4. Mengen- und Kostensteuerung: Als Kostenbremsen in Frage kommen etwa die Anbindung der Kostenentwicklung an einen Index bzw. punktuelle Vorgaben zu Tarif, Leistung oder zu erbringenden Mengen, sobald Schwellenwerte überschritten werden. Die Wirkungen solcher Kostenbremsen werden kontrovers diskutiert. Rationierung sagen die einen, Qualitätssteigerung und Effizienz die anderen. Unbestritten ist wohl der Druck, auch ökonomische Aspekte in die Tarifverhandlungen mit einzubeziehen. Wichtig in diesen Diskussionen ist nicht nur eine Auseinandersetzung mit Preisen und Kosten, sondern auch mit Leistungen. Es dient insbesondere einer hochqualitativen Leistungserbringung, wenn man bewusst auf wirkungsarme Behandlungen verzichtet.

5. Staatliche Tarifeingriffe: Mit dem subsidiären Eingreifen in den geltenden Arzttarif ohne Einigung der Tarifpartner entsteht faktisch ein Staatstarif. Die Tarifpartner können jederzeit die Hoheit darüber durch die Aufnahme von Verhandlungen zurückerlangen; die Frage ist einfach, ob sie können oder wollen. Ein behördlich festgesetzter Einzelleistungstarif macht potenziell alle unglücklich.
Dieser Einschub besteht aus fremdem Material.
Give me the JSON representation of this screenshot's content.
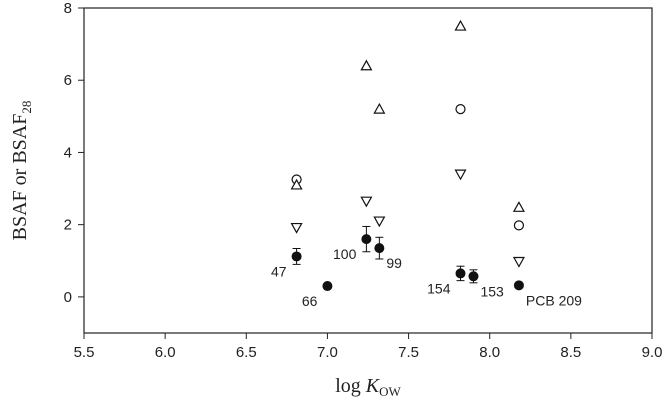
{
  "chart_data": {
    "type": "scatter",
    "title": "",
    "xlim": [
      5.5,
      9.0
    ],
    "ylim": [
      -1,
      8
    ],
    "xticks": [
      5.5,
      6.0,
      6.5,
      7.0,
      7.5,
      8.0,
      8.5,
      9.0
    ],
    "xtick_labels": [
      "5.5",
      "6.0",
      "6.5",
      "7.0",
      "7.5",
      "8.0",
      "8.5",
      "9.0"
    ],
    "yticks": [
      0,
      2,
      4,
      6,
      8
    ],
    "ytick_labels": [
      "0",
      "2",
      "4",
      "6",
      "8"
    ],
    "xlabel": {
      "main": "log ",
      "italic": "K",
      "sub": "OW"
    },
    "ylabel": {
      "main": "BSAF or BSAF",
      "sub": "28"
    },
    "grid": false,
    "legend": "none",
    "series": [
      {
        "marker": "filled-circle",
        "points": [
          {
            "x": 6.81,
            "y": 1.12,
            "err": 0.22
          },
          {
            "x": 7.0,
            "y": 0.3,
            "err": 0.05
          },
          {
            "x": 7.24,
            "y": 1.6,
            "err": 0.35
          },
          {
            "x": 7.32,
            "y": 1.35,
            "err": 0.3
          },
          {
            "x": 7.82,
            "y": 0.65,
            "err": 0.2
          },
          {
            "x": 7.9,
            "y": 0.57,
            "err": 0.18
          },
          {
            "x": 8.18,
            "y": 0.32,
            "err": 0.05
          }
        ]
      },
      {
        "marker": "open-circle",
        "points": [
          {
            "x": 6.81,
            "y": 3.25
          },
          {
            "x": 7.82,
            "y": 5.2
          },
          {
            "x": 8.18,
            "y": 1.98
          }
        ]
      },
      {
        "marker": "open-triangle-up",
        "points": [
          {
            "x": 6.81,
            "y": 3.1
          },
          {
            "x": 7.24,
            "y": 6.4
          },
          {
            "x": 7.32,
            "y": 5.2
          },
          {
            "x": 7.82,
            "y": 7.5
          },
          {
            "x": 8.18,
            "y": 2.48
          }
        ]
      },
      {
        "marker": "open-triangle-down",
        "points": [
          {
            "x": 6.81,
            "y": 1.92
          },
          {
            "x": 7.24,
            "y": 2.65
          },
          {
            "x": 7.32,
            "y": 2.1
          },
          {
            "x": 7.82,
            "y": 3.4
          },
          {
            "x": 8.18,
            "y": 0.98
          }
        ]
      }
    ],
    "annotations": [
      {
        "text": "47",
        "x": 6.81,
        "y": 1.12,
        "anchor": "below-left"
      },
      {
        "text": "66",
        "x": 7.0,
        "y": 0.3,
        "anchor": "below-left"
      },
      {
        "text": "100",
        "x": 7.24,
        "y": 1.6,
        "anchor": "below-left"
      },
      {
        "text": "99",
        "x": 7.32,
        "y": 1.35,
        "anchor": "below-right"
      },
      {
        "text": "154",
        "x": 7.82,
        "y": 0.65,
        "anchor": "below-left"
      },
      {
        "text": "153",
        "x": 7.9,
        "y": 0.57,
        "anchor": "below-right"
      },
      {
        "text": "PCB 209",
        "x": 8.18,
        "y": 0.32,
        "anchor": "below-right"
      }
    ]
  }
}
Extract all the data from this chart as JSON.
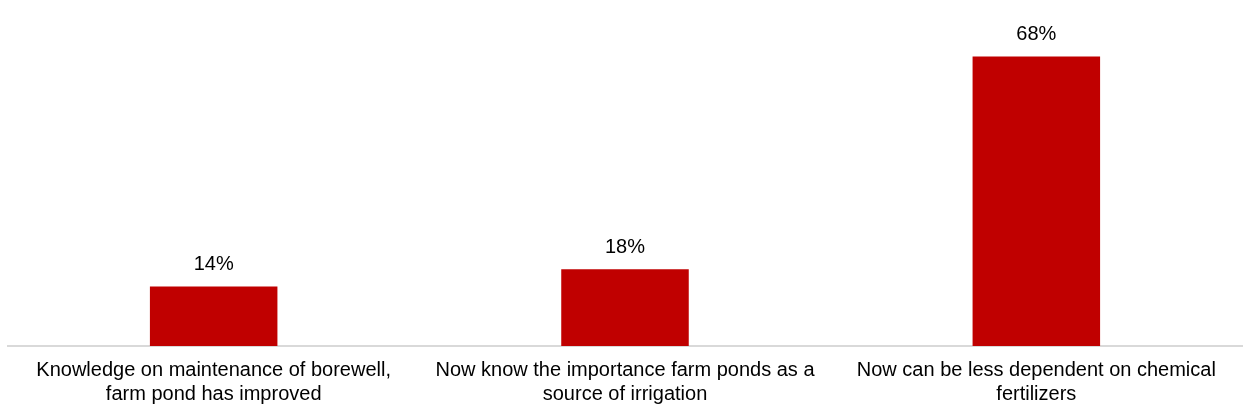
{
  "chart_data": {
    "type": "bar",
    "categories": [
      "Knowledge on maintenance of borewell, farm pond has improved",
      "Now know the importance farm ponds as a source of irrigation",
      "Now can be less dependent on chemical fertilizers"
    ],
    "values": [
      14,
      18,
      68
    ],
    "value_labels": [
      "14%",
      "18%",
      "68%"
    ],
    "color": "#c00000",
    "grid": false,
    "legend": false
  }
}
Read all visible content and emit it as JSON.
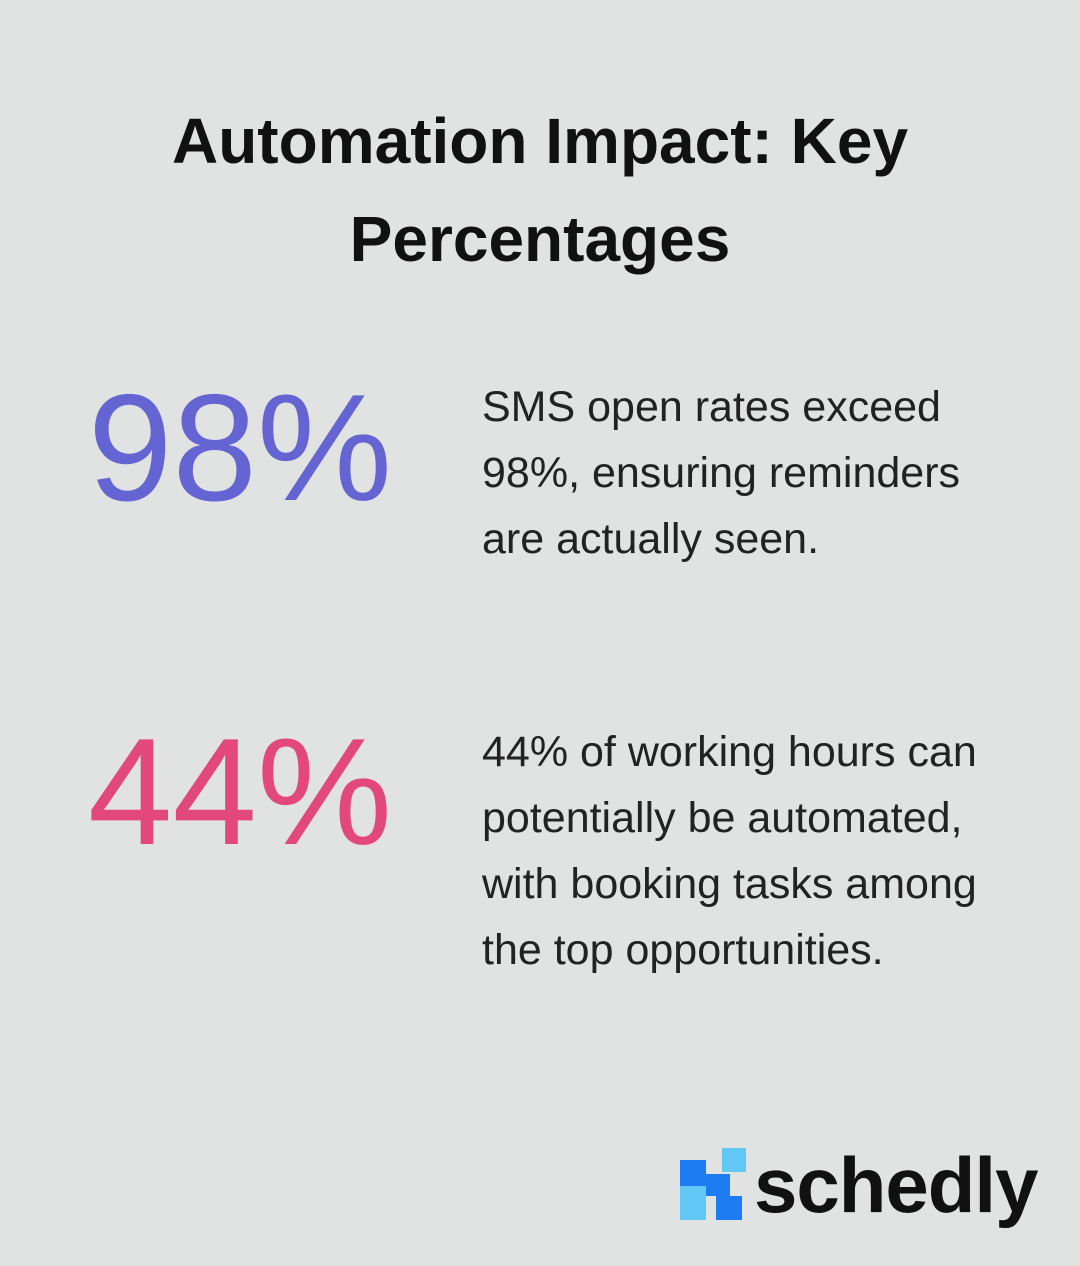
{
  "header": {
    "title": "Automation Impact: Key Percentages"
  },
  "stats": [
    {
      "value": "98%",
      "description": "SMS open rates exceed 98%, ensuring reminders are actually seen."
    },
    {
      "value": "44%",
      "description": "44% of working hours can potentially be automated, with booking tasks among the top opportunities."
    }
  ],
  "brand": {
    "name": "schedly"
  }
}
Er hat allerdings zwei ganz wertvolle Eigenschaften: Er ermöglicht erstens die Verhandlung unter Gleichgesinnten, da er – glaubt man den Klagen der Ärzteschaft – äusserst unangenehm wirkt, und zweitens sind seine Kostenwirkungen sozusagen politisch legitimiert.
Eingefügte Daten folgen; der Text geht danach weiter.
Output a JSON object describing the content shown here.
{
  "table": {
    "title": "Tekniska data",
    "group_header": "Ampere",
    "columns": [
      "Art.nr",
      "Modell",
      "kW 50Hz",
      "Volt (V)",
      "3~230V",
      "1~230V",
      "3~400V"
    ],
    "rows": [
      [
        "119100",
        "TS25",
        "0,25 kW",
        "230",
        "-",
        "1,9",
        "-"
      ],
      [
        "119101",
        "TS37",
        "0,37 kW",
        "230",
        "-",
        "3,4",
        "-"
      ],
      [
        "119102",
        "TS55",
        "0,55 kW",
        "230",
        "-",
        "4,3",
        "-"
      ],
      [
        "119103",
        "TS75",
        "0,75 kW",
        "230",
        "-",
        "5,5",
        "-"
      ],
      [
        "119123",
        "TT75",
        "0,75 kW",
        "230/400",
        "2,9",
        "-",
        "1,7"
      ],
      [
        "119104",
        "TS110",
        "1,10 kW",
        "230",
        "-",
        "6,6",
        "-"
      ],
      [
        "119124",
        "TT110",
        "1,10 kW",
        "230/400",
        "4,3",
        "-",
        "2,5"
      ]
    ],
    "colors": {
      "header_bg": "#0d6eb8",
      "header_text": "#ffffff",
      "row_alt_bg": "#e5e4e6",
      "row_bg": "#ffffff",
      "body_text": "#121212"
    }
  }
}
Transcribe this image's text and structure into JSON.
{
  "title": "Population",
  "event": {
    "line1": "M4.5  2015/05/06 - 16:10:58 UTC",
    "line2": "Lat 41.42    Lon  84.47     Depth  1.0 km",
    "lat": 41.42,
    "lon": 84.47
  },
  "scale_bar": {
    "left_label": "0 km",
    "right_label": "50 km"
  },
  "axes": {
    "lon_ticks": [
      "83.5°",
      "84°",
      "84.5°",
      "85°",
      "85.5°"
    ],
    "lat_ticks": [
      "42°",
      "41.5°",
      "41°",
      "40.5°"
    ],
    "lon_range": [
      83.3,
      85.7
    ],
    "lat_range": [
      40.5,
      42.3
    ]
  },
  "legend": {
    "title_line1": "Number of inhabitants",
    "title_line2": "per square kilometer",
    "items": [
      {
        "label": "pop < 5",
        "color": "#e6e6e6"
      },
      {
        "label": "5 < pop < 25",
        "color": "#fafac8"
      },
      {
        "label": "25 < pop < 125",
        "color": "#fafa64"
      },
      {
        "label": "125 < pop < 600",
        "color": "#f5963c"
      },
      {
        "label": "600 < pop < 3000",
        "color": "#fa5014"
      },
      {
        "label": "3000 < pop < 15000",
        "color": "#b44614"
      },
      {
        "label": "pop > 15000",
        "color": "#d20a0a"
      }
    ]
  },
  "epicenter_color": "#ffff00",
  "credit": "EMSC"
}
Die Hebel zur Wiederbelebung der Tarifpartnerschaft setzen an verschiedenen Punkten an und unterscheiden sich nicht zuletzt im Preis ihrer Umsetzbarkeit. Idealerweise finden sich zwei Verhandlungspartner, die verhandeln können und wollen und Lösungen zustande bringen. Dann muss sich niemand an einem unattraktiven Staatstarif stören, der auch in gewisser Weise eine Rahmenbedingung ist. Eines sollte allen klar sein: Wenn Tarifpartnerschaften Zukunft haben sollen, braucht es Kraftakte, um den Boden dazu neu zu ebnen. Sonst werden politische Tarife flächendeckend Einzug halten und die Akteure zu Abrechnungspartnern degradieren.

Christian Affolter

Der Pharmazeut Christian Affolter ist seit 2013 Verantwortlicher Tarifstrukturen bei der CSS. Davor war er Leiter der Direktion Gesundheitspolitik beim Bundesamt für Gesundheit (BAG) und Leiter der Abteilung Grundlagen bei santésuisse.